Non-Linear Dynamics of Accretion Disks with Stochastic Viscosity

TL;DR

This paper introduces a non-linear numerical model for accretion disks incorporating stochastic viscosity fluctuations, successfully reproducing observed phenomena like the rms-flux relationship and coherence patterns seen in astrophysical sources.

Contribution

The study presents a novel non-linear stochastic model for accretion disks that captures key observational features not explained by previous linear models.

Findings

Reproduces the linear rms-flux relationship in disk luminosity.

Shows coherence in dissipation and accretion rates below viscous frequency.

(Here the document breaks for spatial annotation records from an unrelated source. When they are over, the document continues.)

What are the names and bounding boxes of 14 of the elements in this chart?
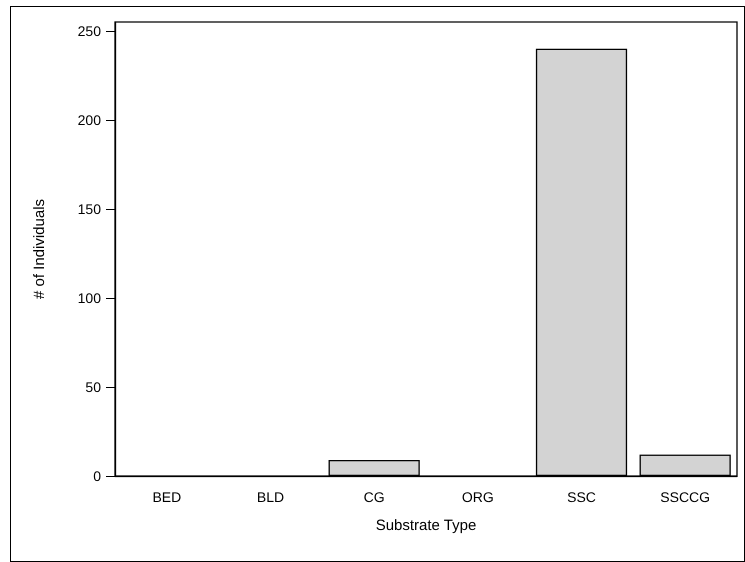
x-tick-label: BED [152, 489, 182, 505]
x-tick-label: BLD [256, 489, 284, 505]
x-tick-label: ORG [462, 489, 494, 505]
y-tick-label: 100 [78, 290, 102, 306]
y-tick-label: 150 [78, 200, 102, 217]
y-tick-label: 50 [85, 378, 102, 395]
x-tick-label: SSCCG [660, 489, 710, 505]
x-tick-label: CG [364, 489, 385, 505]
x-tick-label: SSC [567, 489, 596, 505]
y-tick-label: 250 [78, 22, 102, 39]
y-tick-label: 0 [93, 468, 102, 484]
y-axis-title: # of Individuals [31, 198, 48, 300]
x-axis-title: Substrate Type [376, 517, 476, 534]
y-tick-label: 200 [78, 112, 102, 128]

Aligns with observed coherence in sources like Cygnus X-1.

Abstract

We present a non-linear numerical model for a geometrically thin accretion disk with the addition of stochastic non-linear fluctuations in the viscous parameter. These numerical realizations attempt to study the stochastic effects on the disk angular momentum transport. We show that this simple model is capable of reproducing several observed phenomenologies of accretion driven systems. The most notable of these is the observed linear rms-flux relationship in the disk luminosity. This feature is not formally captured by the linearized disk equations used in previous work. A Fourier analysis of the dissipation and mass accretion rates across disk radii show coherence for frequencies below the local viscous frequency. This is consistent with the coherence behavior observed in astrophysical sources such as Cygnus X-1.